Очинается он оттого, что Люська шаловливо щелкает пальцем по его волосам. Любит запускать пальцы в его распатланную шевелюру. В это время в Люське откуда-то берется нежность. Люська не засыпает, в отличие от него, и лишь он проснется, обязательно назовет дохленьким, ласково и вместе с тем в укор. Недавно — поперёха, теперь как бы виноватит за сон и вялость. Вот когда к ней подступай! Вихрь. И не дерется. Напоследок все равно: «Защити, Ваня!» Он мысленно пытается вызвать из себя, даже выпросить то, чего ждет Люська, но на его зазывы приходит эхо, в котором ничего, кроме стыдобного безразличия. Чуть погодя она уж успокоилась, и ей не терпится поговорить о себе и Ваню порасспрашивать. Он бы помолчал. Она тормошит, оглаживает, чтобы слушал. Ввяжет ведь в свою охоту. Слушаешь. В первые месяцы дружбы, едва начали целоваться, стала рассказывать. Всегда, дескать, ненавидела род мужской. В детском садике норовила лупить мальчишек. И за дело и ни за что. Возится мальчишка с машиной, в кузов песочек насыпает. Она подбежит, машину перевернула, мальчишку пинать. Если за дело, то наколотит и снег заставит есть или траву. Мальчишка по фамилии Стрибайло (Сколько ж ненормальных фамилий?!) подставил ей ножку; она шла задом наперед — вела за собой белую в свинцовых пятнах лошадку из папье-маше, ну и упала наотмашь, зашиблась. Заставила Стрибайло прогрызать огромный красно-синий мяч. Артачился. Нос разбила. Так и заставила прогрызть.
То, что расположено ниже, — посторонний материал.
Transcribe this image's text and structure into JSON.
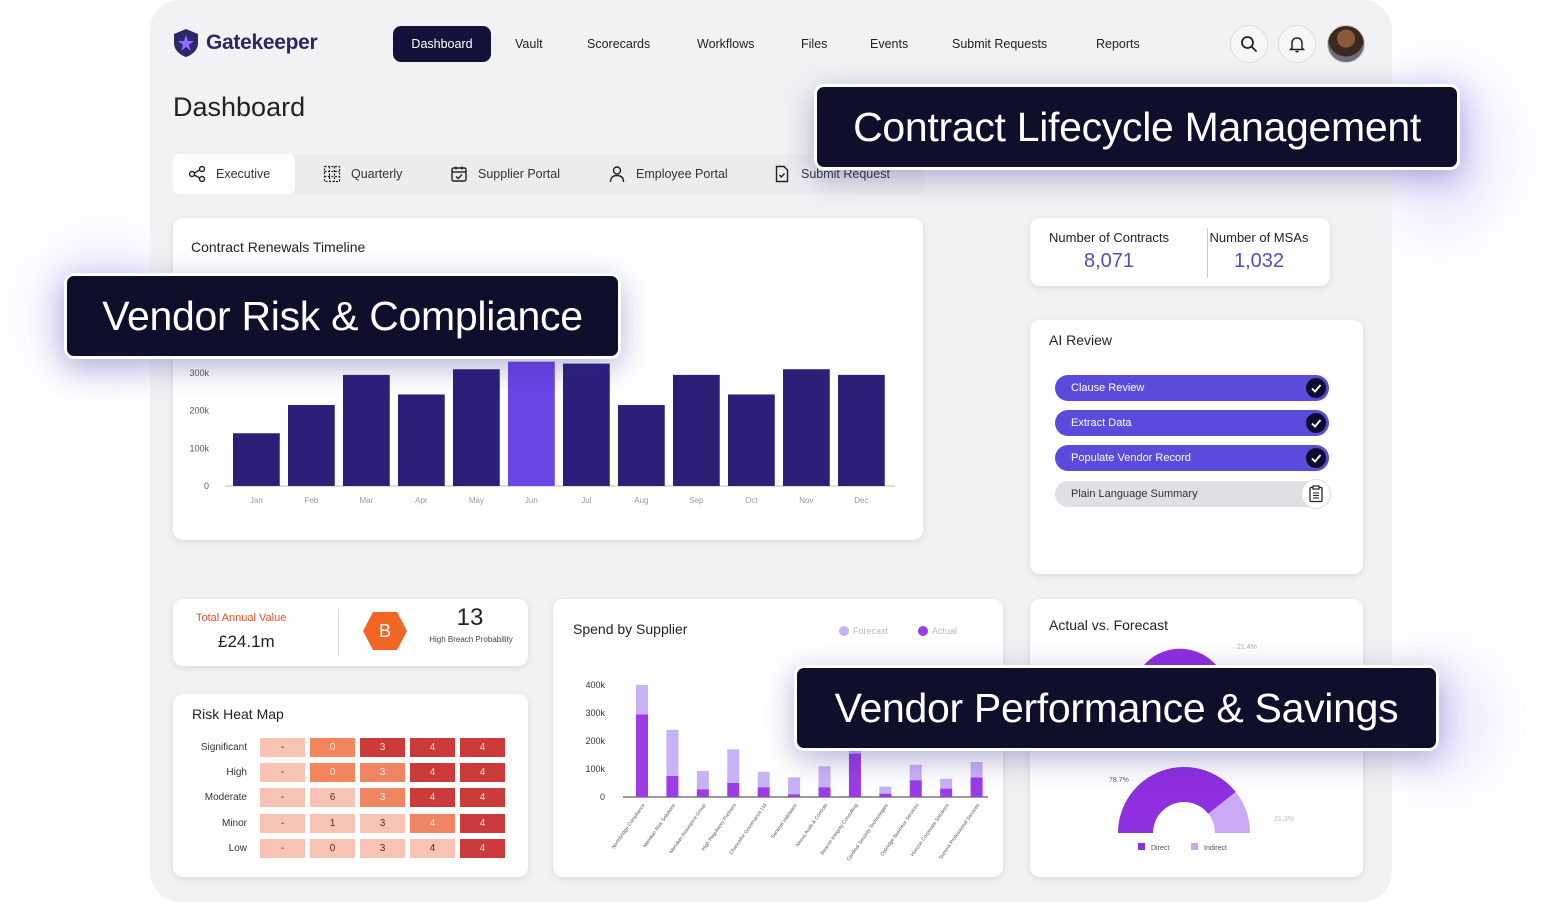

В седьмом классе и по десятый верховодила в школе. Не для хулиганства. Ради порядка и справедливости. Кто из мальчишек унизит девчонку или набьет, она, как узнает, отомстит. В девятом классе стал возле нее отираться Семка Тимкин. Все его Ти́мкин, он себя — Тимки́н. Не заискивал, не подлаживался под ее настроение. Подходил, присоединялся к тем, среди которых она находилась, слушал, иногда вставлялся с шуточкой, с остротой. Как-то крылышко фартука у нее на плече подвернулось, взял и поправил. Люська его по руке ребром ладони — бац. Сделал вид, что ничего не случилось. Из-за того, что не скривился, не обругал, больно ведь ударила, взъярилась про себя: «Дракон терплючий», — ему сказала:
— Тебя не зовут — не подлазь.
Смешная все же Люська. Терпеть мальчишек не могла, да еще выделяла среди них разряд постылых. Постылые — маменькины сынки, хлыщи разнаряженные, дети начальников.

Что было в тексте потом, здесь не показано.